Recientemente, en una de las reuniones en Anaheim, los santos estaban orando y compartiendo acerca de la renovación de la mente. A fin de que nuestra mente sea renovada, debemos abandonar nuestros conceptos y opiniones. Sin embargo, en nosotros mismos es difícil dejar nuestros conceptos y opiniones; pues cuanto más nos esforzamos por abandonar nuestras opiniones, más opiniones tenemos. De hecho, cada pensamiento que tenemos es una opinión. Ninguno de nosotros puede dejar de pensar; pensamos incluso mientras dormimos. Incluso un pequeño niño tiene opiniones. Sin embargo, cuando el Hijo vive y se mueve en nosotros con el Padre que vive y se mueve en Él, somos rescatados de las opiniones y de ese modo somos perfeccionados. La unidad genuina no se obtiene siendo enseñados ni teniendo ciertos conceptos doctrinales. La verdadera unidad es el resultado de que el Hijo viva y se mueva en nosotros y de que el Padre viva y se mueva en Él. Es por medio de este doble vivir y operar que somos perfeccionados en unidad y expresamos al Padre.
Es extremadamente significativo el que seamos uno donde el Hijo está. Ninguna de las personas caídas está en el Padre, sino que todas ellas están en sí mismas. Debido a que no están en el Padre, no están en la expresión de Dios. Al contrario, se hallan en la mundanalidad, la ambición, la autoexaltación y los conceptos y opiniones. En el mensaje anterior señalamos que el mundo está constituido de la ambición, la autoexaltación y los conceptos, y no simplemente de cosas superficiales como la moda y el entretenimiento. Las personas caídas están completamente en sí mismas y en el mundo. En un sentido, ni siquiera los que verdaderamente han sido salvos están en el Padre, puesto que muchos todavía viven en sí mismos, expresando así la mundanalidad, la autoexaltación, la ambición y los conceptos. Estas cuatro cosas constituyen la fibra misma de nuestro ser. Incluso entre los cristianos que buscan del Señor, no muchos verdaderamente viven en el Padre ni en la gloria del Padre. Como resultado, la unidad genuina se pierde.

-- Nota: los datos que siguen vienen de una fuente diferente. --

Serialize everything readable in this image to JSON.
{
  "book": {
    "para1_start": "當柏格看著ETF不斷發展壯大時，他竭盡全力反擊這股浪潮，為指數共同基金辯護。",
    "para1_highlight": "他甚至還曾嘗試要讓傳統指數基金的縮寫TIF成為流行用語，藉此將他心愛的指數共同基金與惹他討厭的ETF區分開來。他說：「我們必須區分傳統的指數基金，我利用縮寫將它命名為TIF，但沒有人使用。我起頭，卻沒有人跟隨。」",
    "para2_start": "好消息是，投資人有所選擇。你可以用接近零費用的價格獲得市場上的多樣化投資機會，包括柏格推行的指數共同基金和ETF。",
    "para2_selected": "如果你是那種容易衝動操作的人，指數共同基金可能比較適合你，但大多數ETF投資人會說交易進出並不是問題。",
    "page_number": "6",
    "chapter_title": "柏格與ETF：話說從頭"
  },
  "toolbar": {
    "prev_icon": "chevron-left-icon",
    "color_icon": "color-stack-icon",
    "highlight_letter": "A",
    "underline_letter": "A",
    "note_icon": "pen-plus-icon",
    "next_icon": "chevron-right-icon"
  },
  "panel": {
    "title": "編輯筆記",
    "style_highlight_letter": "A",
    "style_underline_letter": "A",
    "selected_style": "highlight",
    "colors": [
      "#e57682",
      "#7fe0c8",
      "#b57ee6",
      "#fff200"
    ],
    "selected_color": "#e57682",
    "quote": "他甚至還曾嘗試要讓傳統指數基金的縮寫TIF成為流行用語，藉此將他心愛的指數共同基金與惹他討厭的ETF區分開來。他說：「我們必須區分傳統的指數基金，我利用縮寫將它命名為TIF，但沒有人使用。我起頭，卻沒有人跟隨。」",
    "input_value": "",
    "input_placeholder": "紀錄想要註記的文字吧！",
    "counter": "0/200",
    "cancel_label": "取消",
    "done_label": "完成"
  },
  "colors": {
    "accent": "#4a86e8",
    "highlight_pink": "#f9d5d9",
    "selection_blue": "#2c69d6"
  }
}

Es preciso que todos tengamos una comprensión acertada de la unidad. Es posible que nos reunamos y aún no estemos en la unidad genuina. Únicamente poseemos la verdadera unidad al vivir en el Padre y en Su gloria.
Muchos cristianos hablan acerca de la unidad mencionada en Juan 17 sin un verdadero entendimiento de lo que hablan. Hasta cierto punto, ésta también puede ser nuestra situación. La unidad en Juan 17 no tiene que ver con reunirnos, unirnos u organizarnos. La unidad aquí consiste en vivir en el Padre y en Su gloria. Este vivir nos rescata de la mundanalidad, de la ambición, de la autoexaltación y de los conceptos.

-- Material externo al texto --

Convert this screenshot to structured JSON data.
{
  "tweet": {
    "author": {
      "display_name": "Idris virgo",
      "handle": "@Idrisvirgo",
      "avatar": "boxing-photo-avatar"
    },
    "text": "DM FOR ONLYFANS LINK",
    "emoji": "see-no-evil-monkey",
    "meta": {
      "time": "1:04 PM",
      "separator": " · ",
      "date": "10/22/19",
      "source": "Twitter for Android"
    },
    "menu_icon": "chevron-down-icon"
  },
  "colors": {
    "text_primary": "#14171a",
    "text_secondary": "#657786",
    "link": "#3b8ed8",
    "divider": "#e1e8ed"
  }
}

A menudo quebrantamos la unidad sin darnos cuenta, quizás incluso por la manera en que hablamos. Nuestras palabras pueden ser mundanas, llenas de ambición, de autoexaltación y de conceptos. Por lo tanto, es posible que con respecto a nuestro hablar no nos hallemos en la expresión del Padre. Aquellos que viven en la gloria del Padre pueden percibir esto. Debido a que los incrédulos viven en sí mismos y en el mundo, ellos no tienen unidad. En vez de ello tienen Babel, es decir, confusión y división. Sin embargo, es posible que los cristianos que buscan del Señor, incluso nosotros, también estemos en Babel. Es posible que usemos la terminología correcta y sepamos que el recobro del Señor consiste en recobrar la unidad genuina, pero en realidad no tengamos esta unidad. Si todavía estamos en nosotros mismos, y no en la expresión del Padre, la unidad sufrirá daño.
A medida que el Cristo que mora en nosotros vive y se mueve en nuestro interior mientras el Padre vive y se mueve en Él, nosotros somos rescatados de nuestra ambición, de nuestra autoexaltación y de nuestros conceptos. A veces cuando estoy reunido con los hermanos que toman la delantera, percibo que son muy rápidos para expresar sus opiniones o tomar decisiones. Esto muestra que no han sido perfeccionados en unidad. Si hemos sido perfeccionados, no seremos osados al expresar nuestras opiniones ni al tomar decisiones, sino que seremos restringidos por el Cristo que mora en nosotros, y espontáneamente nos preguntaremos si lo que vamos a decir es de Cristo o del yo. En esto consiste el ser perfeccionado. Si todos los hermanos que toman la delantera son perfeccionados de esta manera, no habrá disensiones entre ellos.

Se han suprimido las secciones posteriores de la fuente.